C'est ainsi que l'heureuse illusion peut se transformer en désillusion cruelle. La désillusion vient du fait que, poussé à l'excès, le plaisir de l'esprit de système s'affadit et s'épuise tandis qu'il devient de plus en plus évident que les avantages de la richesse démesurée ne parviennent pas à compenser ses inconvénients. L'illusion s'exténue à force de se heurter brutalement à la réalité. On se rend compte que le jeu, joué de façon aussi excessive, n'en valait pas la chandelle.

Smith ajoute que cet épuisement de l'esprit de système peut certes toucher tous les hommes, même les vertueux, en des temps particuliers de mélancolie ou de maladie : "La grandeur apparaît sous ce jour misérable à quiconque, affligé par la mélancolie ou la maladie, en est réduit à examiner sa propre situation avec attention et à considérer ce qui fait réellement défaut à son bonheur74." Sans même avoir atteint une situation où les avantages de la richesse démesurée ne parviennent pas à compenser ses inconvénients, un mélancolique ou un malade peut se dire que la richesse ne lui sert pas à grand-chose, puisque justement celle-ci ne parvient pas à lui assurer un état d'esprit agréable. Mais, d'une part, il peut rester à l'homme vertueux, une fois privé du plaisir de l'esprit de système, le plaisir de l'approbation morale. D'autre part, l'affadissement du plaisir de l'esprit de système n'est pas durable pour qui ne l'a pas poussé à l'excès. Celui qui n'a pas à se reprocher d'imprudence, et qui n'a pas tout sacrifié à une ambition excessive, retrouve vite le plaisir de l'esprit de système une fois la santé revenue : "Mais si cette philosophie mélancolique, familière à tout homme en temps de maladie ou d'accablement, déprécie ainsi entièrement ces grands objets du désir humain, nous ne manquons jamais de les considérer sous un aspect plus agréable, une fois recouvrées une santé et une humeur meilleures75." Dès le moment d'abattement passé, l'esprit de système peut à nouveau servir de soutien au prudent désir de richesse et à la satisfaction vertueuse de l'amour de soi.

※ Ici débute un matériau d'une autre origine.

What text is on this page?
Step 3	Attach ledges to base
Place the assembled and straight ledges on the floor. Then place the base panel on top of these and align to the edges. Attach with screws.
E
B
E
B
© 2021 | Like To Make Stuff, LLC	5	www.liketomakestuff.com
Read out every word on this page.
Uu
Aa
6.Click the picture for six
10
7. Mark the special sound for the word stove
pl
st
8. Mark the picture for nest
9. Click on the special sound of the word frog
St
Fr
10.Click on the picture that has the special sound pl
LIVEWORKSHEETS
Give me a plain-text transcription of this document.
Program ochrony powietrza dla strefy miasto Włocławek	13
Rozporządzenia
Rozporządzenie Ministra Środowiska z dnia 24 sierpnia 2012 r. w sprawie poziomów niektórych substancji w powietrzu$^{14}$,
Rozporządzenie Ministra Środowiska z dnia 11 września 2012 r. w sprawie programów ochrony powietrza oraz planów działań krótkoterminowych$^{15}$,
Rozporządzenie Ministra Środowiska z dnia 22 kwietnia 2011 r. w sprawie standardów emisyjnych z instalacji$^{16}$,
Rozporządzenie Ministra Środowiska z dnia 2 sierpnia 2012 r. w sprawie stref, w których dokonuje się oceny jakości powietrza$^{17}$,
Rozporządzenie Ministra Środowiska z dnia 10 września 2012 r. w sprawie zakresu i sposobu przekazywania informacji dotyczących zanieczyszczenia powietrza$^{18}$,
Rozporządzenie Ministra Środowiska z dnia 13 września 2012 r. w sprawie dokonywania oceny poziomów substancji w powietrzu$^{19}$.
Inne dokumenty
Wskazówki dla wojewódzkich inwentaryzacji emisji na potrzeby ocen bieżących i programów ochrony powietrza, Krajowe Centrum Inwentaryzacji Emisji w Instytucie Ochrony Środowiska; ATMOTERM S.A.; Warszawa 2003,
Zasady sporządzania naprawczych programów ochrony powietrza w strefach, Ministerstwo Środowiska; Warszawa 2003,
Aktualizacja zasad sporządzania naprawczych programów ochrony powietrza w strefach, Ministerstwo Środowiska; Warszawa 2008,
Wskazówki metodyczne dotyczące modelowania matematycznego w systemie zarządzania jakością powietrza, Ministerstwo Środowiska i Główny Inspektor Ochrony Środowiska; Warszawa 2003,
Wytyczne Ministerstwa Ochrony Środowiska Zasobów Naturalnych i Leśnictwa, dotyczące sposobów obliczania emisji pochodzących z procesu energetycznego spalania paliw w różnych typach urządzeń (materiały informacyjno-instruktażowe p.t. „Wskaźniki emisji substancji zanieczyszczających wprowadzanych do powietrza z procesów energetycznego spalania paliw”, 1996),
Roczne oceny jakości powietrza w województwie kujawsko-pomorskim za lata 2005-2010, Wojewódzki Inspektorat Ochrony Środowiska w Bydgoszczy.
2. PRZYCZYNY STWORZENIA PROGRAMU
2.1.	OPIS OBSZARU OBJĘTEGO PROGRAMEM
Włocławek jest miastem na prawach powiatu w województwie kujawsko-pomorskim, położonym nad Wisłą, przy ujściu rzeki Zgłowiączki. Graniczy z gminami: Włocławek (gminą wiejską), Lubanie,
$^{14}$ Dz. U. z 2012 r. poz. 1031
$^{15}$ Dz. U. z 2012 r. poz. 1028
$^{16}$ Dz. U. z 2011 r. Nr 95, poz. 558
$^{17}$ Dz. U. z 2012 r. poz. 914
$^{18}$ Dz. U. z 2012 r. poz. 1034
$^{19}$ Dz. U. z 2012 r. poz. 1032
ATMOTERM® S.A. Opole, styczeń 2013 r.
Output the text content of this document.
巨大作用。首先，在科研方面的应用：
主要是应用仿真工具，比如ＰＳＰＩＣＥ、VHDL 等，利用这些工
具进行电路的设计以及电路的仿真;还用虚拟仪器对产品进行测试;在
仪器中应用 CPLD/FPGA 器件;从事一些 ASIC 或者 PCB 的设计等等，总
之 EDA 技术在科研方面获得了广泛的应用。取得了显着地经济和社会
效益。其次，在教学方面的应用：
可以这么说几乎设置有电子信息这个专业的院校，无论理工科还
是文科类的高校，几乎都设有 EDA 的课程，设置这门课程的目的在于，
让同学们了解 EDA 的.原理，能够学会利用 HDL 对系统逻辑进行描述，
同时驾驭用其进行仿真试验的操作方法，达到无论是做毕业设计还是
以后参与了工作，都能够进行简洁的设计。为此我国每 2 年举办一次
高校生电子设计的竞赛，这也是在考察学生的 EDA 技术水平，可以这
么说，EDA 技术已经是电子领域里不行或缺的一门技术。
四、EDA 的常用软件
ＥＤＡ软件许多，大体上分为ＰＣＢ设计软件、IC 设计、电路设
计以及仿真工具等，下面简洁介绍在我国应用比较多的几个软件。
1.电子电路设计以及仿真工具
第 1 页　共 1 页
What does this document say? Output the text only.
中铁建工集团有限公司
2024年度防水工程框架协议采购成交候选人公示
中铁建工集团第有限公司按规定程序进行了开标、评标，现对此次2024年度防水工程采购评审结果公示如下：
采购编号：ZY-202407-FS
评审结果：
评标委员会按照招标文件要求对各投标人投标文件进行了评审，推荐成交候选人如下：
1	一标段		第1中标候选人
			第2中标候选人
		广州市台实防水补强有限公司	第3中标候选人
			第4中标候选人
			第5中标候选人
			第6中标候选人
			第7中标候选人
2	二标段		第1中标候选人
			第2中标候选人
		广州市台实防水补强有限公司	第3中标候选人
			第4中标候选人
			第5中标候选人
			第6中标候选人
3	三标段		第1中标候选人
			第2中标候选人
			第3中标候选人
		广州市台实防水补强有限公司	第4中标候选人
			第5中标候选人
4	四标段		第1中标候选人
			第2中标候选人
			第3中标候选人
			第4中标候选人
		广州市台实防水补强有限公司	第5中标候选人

Le capitalisme : l'illusion et la désillusion redoublées

Parce qu'il est guidé par l'esprit de système, le désir de richesse oscille donc entre une heureuse illusion et une désillusion cruelle, selon qu'il emprunte la route de la vertu (ambition prudente) ou celle du vice (arrivisme). Or, cette oscillation n'est sans doute nulle part plus forte que dans le capitalisme. Smith lui-même n'utilise pas ce terme, mais il nous semble permis de nous en servir pour désigner ce que notre auteur thématise explicitement : la démarche qui consiste à accumuler du capital pour l'investir en vue d'obtenir un profit76. Smith insiste d'autant plus sur l'accumulation du capital en vue du profit qu'il y voit le principal ressort du processus d'augmentation de la richesse dans les sociétés commerçantes77.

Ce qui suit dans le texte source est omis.